2. The end of 35 mm is at hand.

We're going to have to accept--in my case reluctantly--that there will be no more 35 mm stock, no new projectors, no new cameras. Chris Nolan may be fighting for 35 mm, but when Steven Spielberg, Martin Scorsese and Ang Lee are drinking the 3-D koolaid, we know the end is at hand. The studios have given theater owners 2012 deadlines for when they have to convert to digital (or lose their financial aid) and have no intention of continuing making or shipping 35 mm prints. Many theaters will hang on to a few 35 mm projectors for showing old prints. That's it. As of 2012, it's over. Even on the film preservation front, continually updating and storing digital film files costs a lot of money. Which films will the studios pay to keep? It will be the greatest hits. And in the end, the remaining preserved 35 mm prints will be the classics that last through the ages. So much will be lost.

3. Mind the marketing gap.

More and more filmmakers like Rachel Grady of Sundance Detroit doc "Detropia" who are unhappy with the onerous deal terms available these days are deciding to jump into delf-distribution. She already has an IFC Center opening planned, is hiring a knowledgeable theater booker, and will pay for some publicity, by raising a P & A budget from Kickstarter. Just judging from the sample in the room, clearly some folks (say True/False Fest's David Wilson) have superb marketing instincts, while others don't have the self-promotion gene. But for every Swanberg, who is voraciously curious about how to work the system, others are less comfortable pushing themselves out via Facebook and Twitter. When do you stop sharing information and start turning people off?
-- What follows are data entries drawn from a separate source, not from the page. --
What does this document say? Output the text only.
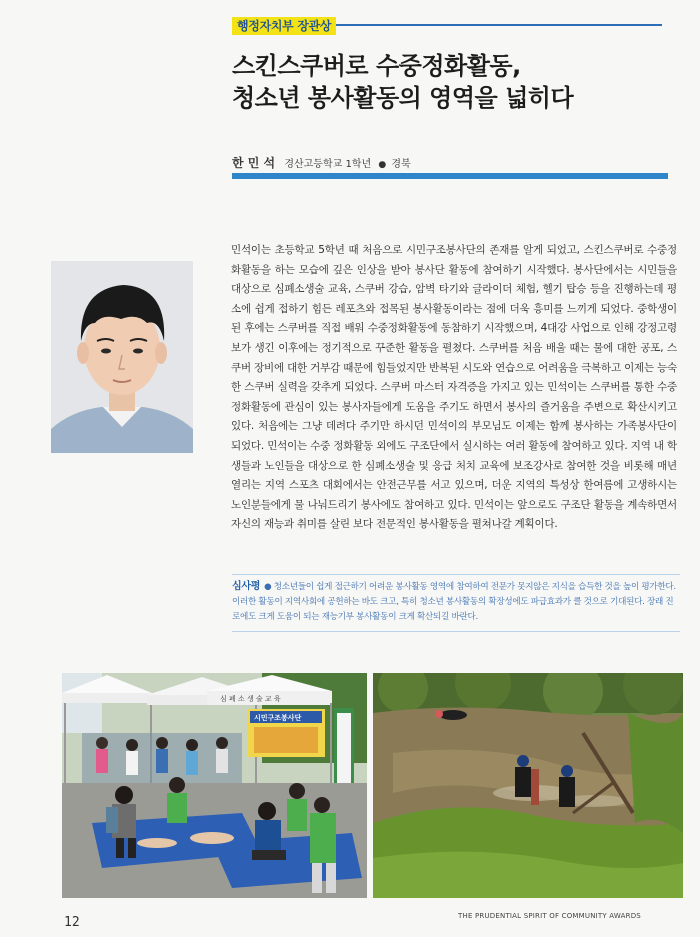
행정자치부 장관상
스킨스쿠버로 수중정화활동,
청소년 봉사활동의 영역을 넓히다
한 민 석 경산고등학교 1학년 ● 경북
민석이는 초등학교 5학년 때 처음으로 시민구조봉사단의 존재를 알게 되었고, 스킨스쿠버로 수중정화활동을 하는 모습에 깊은 인상을 받아 봉사단 활동에 참여하기 시작했다. 봉사단에서는 시민들을 대상으로 심폐소생술 교육, 스쿠버 강습, 암벽 타기와 글라이더 체험, 헬기 탑승 등을 진행하는데 평소에 쉽게 접하기 힘든 레포츠와 접목된 봉사활동이라는 점에 더욱 흥미를 느끼게 되었다. 중학생이 된 후에는 스쿠버를 직접 배워 수중정화활동에 동참하기 시작했으며, 4대강 사업으로 인해 강정고령보가 생긴 이후에는 정기적으로 꾸준한 활동을 펼쳤다. 스쿠버를 처음 배울 때는 물에 대한 공포, 스쿠버 장비에 대한 거부감 때문에 힘들었지만 반복된 시도와 연습으로 어려움을 극복하고 이제는 능숙한 스쿠버 실력을 갖추게 되었다. 스쿠버 마스터 자격증을 가지고 있는 민석이는 스쿠버를 통한 수중정화활동에 관심이 있는 봉사자들에게 도움을 주기도 하면서 봉사의 즐거움을 주변으로 확산시키고 있다. 처음에는 그냥 데려다 주기만 하시던 민석이의 부모님도 이제는 함께 봉사하는 가족봉사단이 되었다. 민석이는 수중 정화활동 외에도 구조단에서 실시하는 여러 활동에 참여하고 있다. 지역 내 학생들과 노인들을 대상으로 한 심폐소생술 및 응급 처치 교육에 보조강사로 참여한 것을 비롯해 매년 열리는 지역 스포츠 대회에서는 안전근무를 서고 있으며, 더운 지역의 특성상 한여름에 고생하시는 노인분들에게 물 나눠드리기 봉사에도 참여하고 있다. 민석이는 앞으로도 구조단 활동을 계속하면서 자신의 재능과 취미를 살린 보다 전문적인 봉사활동을 펼쳐나갈 계획이다.
심사평 ● 청소년들이 쉽게 접근하기 어려운 봉사활동 영역에 참여하여 전문가 못지않은 지식을 습득한 것을 높이 평가한다. 이러한 활동이 지역사회에 공헌하는 바도 크고, 특히 청소년 봉사활동의 확장성에도 파급효과가 클 것으로 기대된다. 장래 진로에도 크게 도움이 되는 재능기부 봉사활동이 크게 확산되길 바란다.
심 폐 소 생 술 교 육
시민구조봉사단
12	THE PRUDENTIAL SPIRIT OF COMMUNITY AWARDS
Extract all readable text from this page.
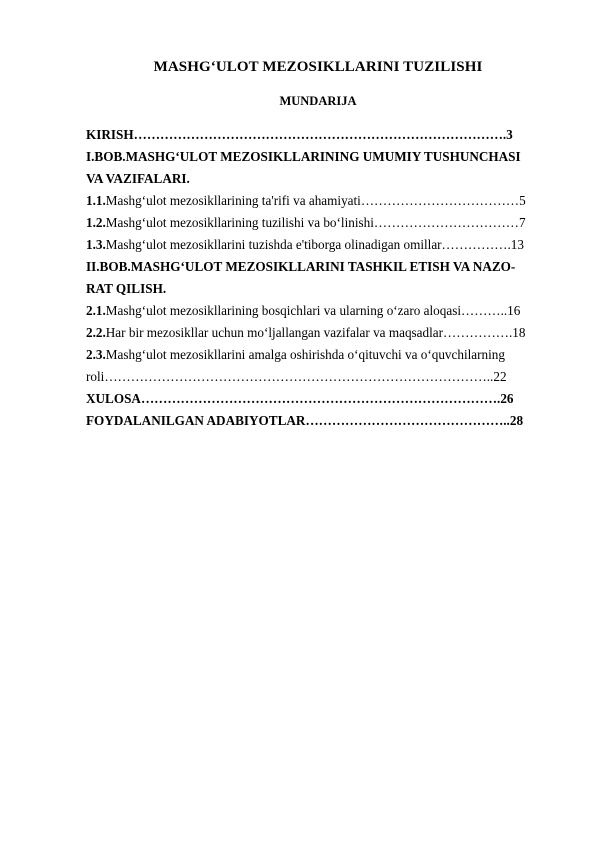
MASHG‘ULOT MEZOSIKLLARINI TUZILISHI
MUNDARIJA
KIRISH………………………………………………………………………….3
I.BOB.MASHG‘ULOT MEZOSIKLLARINING UMUMIY TUSHUNCHASI
VA VAZIFALARI.
1.1.Mashg‘ulot mezosikllarining ta'rifi va ahamiyati………………………………5
1.2.Mashg‘ulot mezosikllarining tuzilishi va bo‘linishi……………………………7
1.3.Mashg‘ulot mezosikllarini tuzishda e'tiborga olinadigan omillar…………….13
II.BOB.MASHG‘ULOT MEZOSIKLLARINI TASHKIL ETISH VA NAZO-
RAT QILISH.
2.1.Mashg‘ulot mezosikllarining bosqichlari va ularning o‘zaro aloqasi………..16
2.2.Har bir mezosikllar uchun mo‘ljallangan vazifalar va maqsadlar…………….18
2.3.Mashg‘ulot mezosikllarini amalga oshirishda o‘qituvchi va o‘quvchilarning
roli……………………………………………………………………………..22
XULOSA……………………………………………………………………….26
FOYDALANILGAN ADABIYOTLAR………………………………………..28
As someone with healthy respect for the people who know something about distribution, marketing and publicity, it worries me that these young filmmakers whose films are marketing challenges anyway are facing an even more daunting mountain to climb: teaching themselves to market and release their own films.

4. Emerging indie women filmmakers don't yet know that there's a glass ceiling.

I moderated a panel with young filmmakers Martha Stephens (Appalachian drama "Pilgrim Song"), Kris Swanberg ("Empire Builder") and more veteran Alison Bagnall ("The Dish & the Spoon"). They shared their (limited) experiences and felt no sense of being impaired by their sex. Nor should they. At these microscopic budget levels on strictly personal films, there are no barriers because there are no stakes. As they move up the ladder and try to break into bigger budgets, they will start to see the light. Commercial director Maria Demopoulos (doc "The Source") admitted that she wants to make big movies. All power to her. On the other hand rising actress Kate Lyn Sheil--who broke out at SXSW in Amy Seimetz's "Sun Don't Shine" (interview below) and Swanberg's "Empire Builder," and will star in Bagnall's next along with her equally promising "Sun Don't Shine" co-star/filmmaker Kentucker Audley--knows perfectly well that an actress has a tougher slog than an actor.

5. John Waters loves "Wanda."

Every year Baltimore's own Waters, who is on the fest's board of directors, hosts a special screening of one of his favorites, from Joseph Losey's Taylor/Burton vehicle "Boom!" to Patric Chiha's coming-of-age story "Domaine." (When I was at Film Comment Waters' Guilty Pleasures included Ingmar Bergman's "Wild Strawberries.") "I'm doing great everywhere except movies," he told me. I had never seen Barbara Loden's rarely screened only directing effort, 1970's "Wanda," which she also wrote. She plays the deliciously scatter-brained (OK, dumb) divorcee Wanda opposite Michael Higgins as a nastily sexy peripatetic bank robber. It's good! It played Cannes and Venice in its day; Waters admits that the film inspired him and he happily stole from it early in his career on such films as "Pink Flamingoes" and "Female Trouble."

6. There's a documentary coming up on Waters' late great star Divine.

Jeffrey Schwarz of must-see gay activist doc "Vito" is directing "I Am Divine." I can't wait.